Toasted flaked almonds, for garnish (optional)

Fresh cilantro leaves, for garnish (optional)


Position a baking rack in the centre of the oven and preheat to 400 degrees. Line two large, rimmed baking sheets with parchment paper.

Without peeling, cut the squash in half, scoop out and discard the seeds (or save for roasting). Cut the flesh into wedges no more than three-quarter-inch wide.

In a large bowl, toss the wedges with one tablespoon of the oil and sprinkle with half teaspoon of the salt, then transfer them to the baking sheets, making sure to keep them from overlapping.

Roast for 30 to 40 minutes, turning the squash wedges over halfway through, until the squash is tender and is blackening at the edges.
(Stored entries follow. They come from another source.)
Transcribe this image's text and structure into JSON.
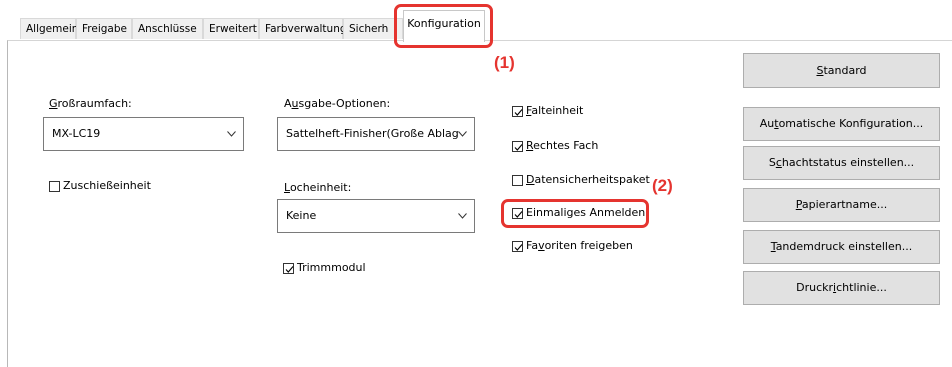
{
  "tabs": [
    "Allgemein",
    "Freigabe",
    "Anschlüsse",
    "Erweitert",
    "Farbverwaltung",
    "Sicherh"
  ],
  "active_tab": "Konfiguration",
  "callouts": {
    "one": "(1)",
    "two": "(2)"
  },
  "grossraumfach": {
    "label_u": "G",
    "label_rest": "roßraumfach:",
    "value": "MX-LC19"
  },
  "zuschiess": {
    "label": "Zuschießeinheit",
    "checked": false
  },
  "ausgabe": {
    "label_pre": "A",
    "label_u": "u",
    "label_rest": "sgabe-Optionen:",
    "value": "Sattelheft-Finisher(Große Ablag"
  },
  "locheinheit": {
    "label_u": "L",
    "label_rest": "ocheinheit:",
    "value": "Keine"
  },
  "trimm": {
    "label": "Trimmmodul",
    "checked": true
  },
  "options": [
    {
      "u": "F",
      "rest": "alteinheit",
      "checked": true
    },
    {
      "u": "R",
      "rest": "echtes Fach",
      "checked": true
    },
    {
      "u": "D",
      "rest": "atensicherheitspaket",
      "checked": false
    },
    {
      "u": "",
      "rest": "Einmaliges Anmelden",
      "checked": true
    },
    {
      "pre": "Fa",
      "u": "v",
      "rest": "oriten freigeben",
      "checked": true
    }
  ],
  "buttons": {
    "standard": {
      "u": "S",
      "rest": "tandard"
    },
    "auto": {
      "pre": "Au",
      "u": "t",
      "rest": "omatische Konfiguration..."
    },
    "schacht": {
      "pre": "S",
      "u": "c",
      "rest": "hachtstatus einstellen..."
    },
    "papier": {
      "u": "P",
      "rest": "apierartname..."
    },
    "tandem": {
      "u": "T",
      "rest": "andemdruck einstellen..."
    },
    "druck": {
      "pre": "Druckr",
      "u": "i",
      "rest": "chtlinie..."
    }
  },
  "colors": {
    "highlight": "#e5342f"
  }
}
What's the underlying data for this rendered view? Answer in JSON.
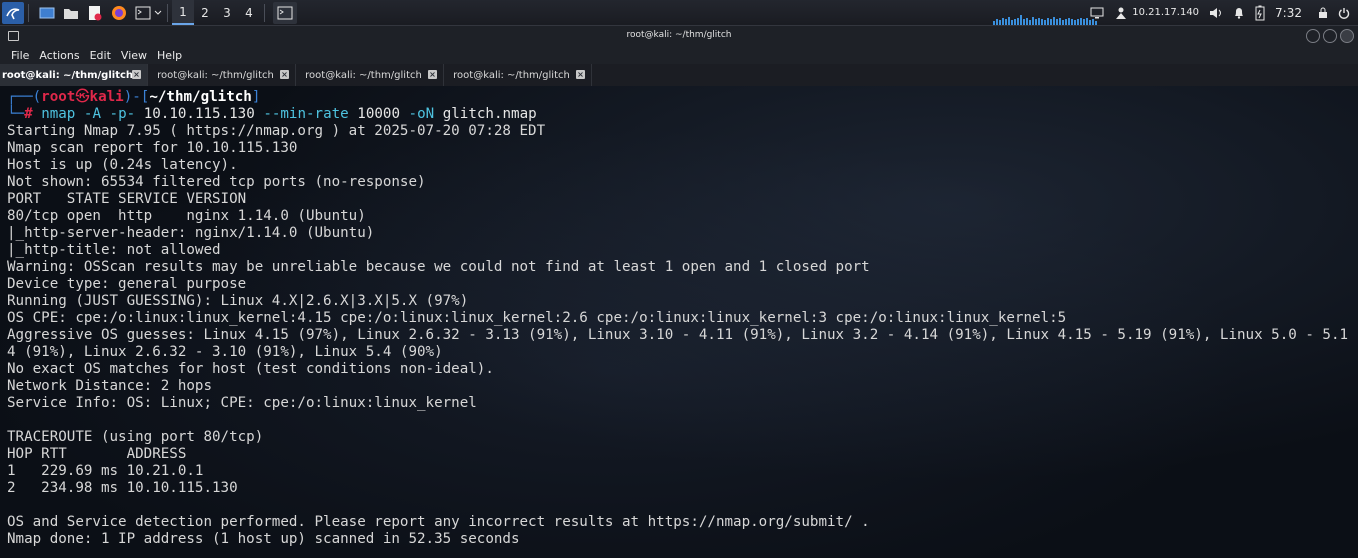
{
  "panel": {
    "workspaces": [
      "1",
      "2",
      "3",
      "4"
    ],
    "ip": "10.21.17.140",
    "time": "7:32",
    "graph_levels": [
      0.3,
      0.5,
      0.4,
      0.6,
      0.5,
      0.7,
      0.4,
      0.5,
      0.6,
      0.8,
      0.5,
      0.6,
      0.4,
      0.7,
      0.5,
      0.6,
      0.5,
      0.4,
      0.6,
      0.5,
      0.7,
      0.5,
      0.6,
      0.4,
      0.5,
      0.6,
      0.5,
      0.4,
      0.5,
      0.6,
      0.5,
      0.6,
      0.4,
      0.5,
      0.3
    ]
  },
  "window": {
    "title": "root@kali: ~/thm/glitch"
  },
  "menu": [
    "File",
    "Actions",
    "Edit",
    "View",
    "Help"
  ],
  "tabs": [
    {
      "label": "root@kali: ~/thm/glitch"
    },
    {
      "label": "root@kali: ~/thm/glitch"
    },
    {
      "label": "root@kali: ~/thm/glitch"
    },
    {
      "label": "root@kali: ~/thm/glitch"
    }
  ],
  "prompt": {
    "top_prefix": "┌──(",
    "user": "root",
    "skull": "㉿",
    "host": "kali",
    "mid": ")-[",
    "path": "~/thm/glitch",
    "end": "]",
    "bottom_prefix": "└─",
    "hash": "#",
    "cmd": "nmap",
    "opt1": "-A",
    "opt2": "-p-",
    "target": "10.10.115.130",
    "opt3": "--min-rate",
    "rate": "10000",
    "opt4": "-oN",
    "outfile": "glitch.nmap"
  },
  "output": [
    "Starting Nmap 7.95 ( https://nmap.org ) at 2025-07-20 07:28 EDT",
    "Nmap scan report for 10.10.115.130",
    "Host is up (0.24s latency).",
    "Not shown: 65534 filtered tcp ports (no-response)",
    "PORT   STATE SERVICE VERSION",
    "80/tcp open  http    nginx 1.14.0 (Ubuntu)",
    "|_http-server-header: nginx/1.14.0 (Ubuntu)",
    "|_http-title: not allowed",
    "Warning: OSScan results may be unreliable because we could not find at least 1 open and 1 closed port",
    "Device type: general purpose",
    "Running (JUST GUESSING): Linux 4.X|2.6.X|3.X|5.X (97%)",
    "OS CPE: cpe:/o:linux:linux_kernel:4.15 cpe:/o:linux:linux_kernel:2.6 cpe:/o:linux:linux_kernel:3 cpe:/o:linux:linux_kernel:5",
    "Aggressive OS guesses: Linux 4.15 (97%), Linux 2.6.32 - 3.13 (91%), Linux 3.10 - 4.11 (91%), Linux 3.2 - 4.14 (91%), Linux 4.15 - 5.19 (91%), Linux 5.0 - 5.1",
    "4 (91%), Linux 2.6.32 - 3.10 (91%), Linux 5.4 (90%)",
    "No exact OS matches for host (test conditions non-ideal).",
    "Network Distance: 2 hops",
    "Service Info: OS: Linux; CPE: cpe:/o:linux:linux_kernel",
    "",
    "TRACEROUTE (using port 80/tcp)",
    "HOP RTT       ADDRESS",
    "1   229.69 ms 10.21.0.1",
    "2   234.98 ms 10.10.115.130",
    "",
    "OS and Service detection performed. Please report any incorrect results at https://nmap.org/submit/ .",
    "Nmap done: 1 IP address (1 host up) scanned in 52.35 seconds"
  ]
}
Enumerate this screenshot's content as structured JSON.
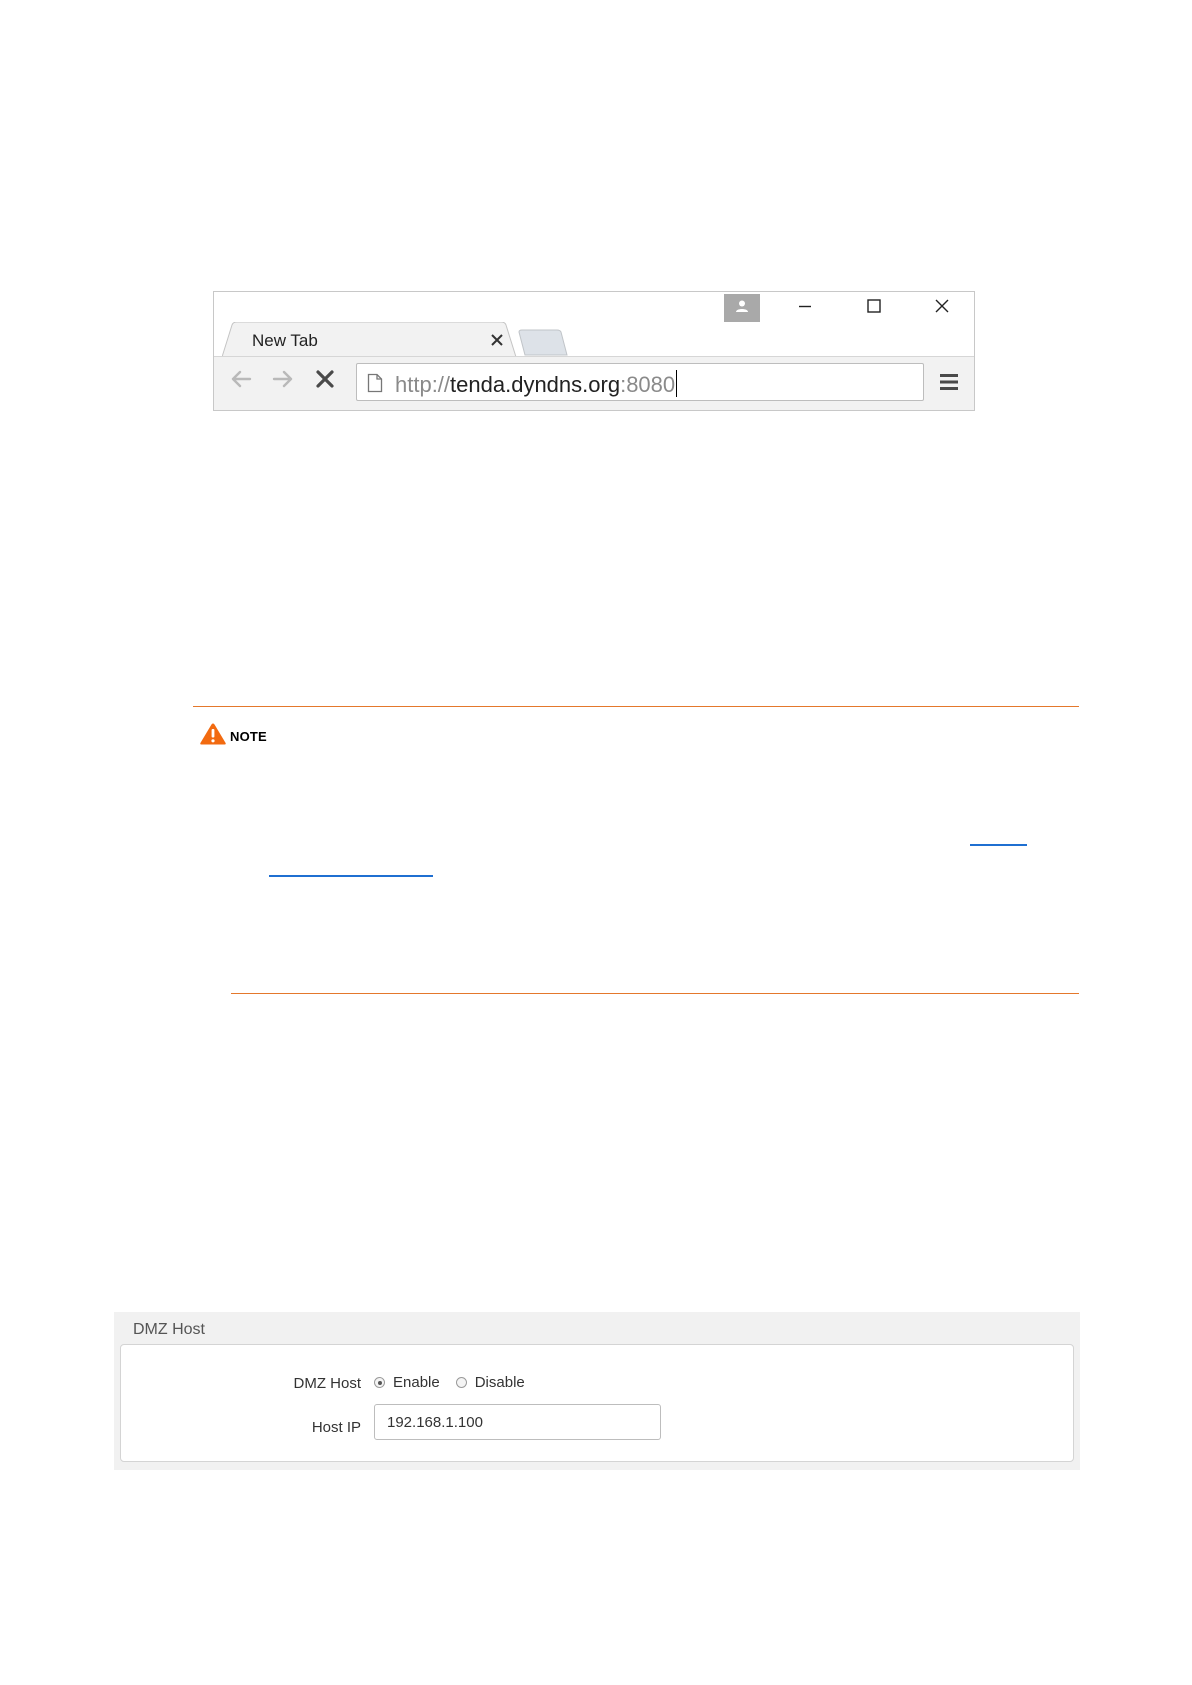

Meanwhile, in a large, deep skillet over medium heat, heat the remaining three tablespoons of oil until shimmering. Add the onions, and cook, stirring occasionally, until very soft, about 15 minutes. Add the garlic and ginger and cook until the garlic is soft, three to four minutes. Add the tomato and cook until rich and paste-like, about six minutes.

Stir in the coconut milk, cumin, chile powder, garam masala, sugar, cinnamon and the remaining one teaspoon of salt and cook until the sauce is thick and bubbling. Stir in the lime juice, taste, and add more salt, sugar and/or lime juice, if needed.

Divide the sauce among serving plates and top each with a few wedges of squash. Garnish with the almonds, cilantro and/or lime wedges, if you like, and serve hot.

Nutrition – Calories: 309; Total Fat: 24g; Saturated Fat: 13g; Cholesterol: 0 mg; Sodium: 660 mg; Carbohydrates: 25g; Dietary Fibre: 4g; Sugar: 8g; Protein: 4g.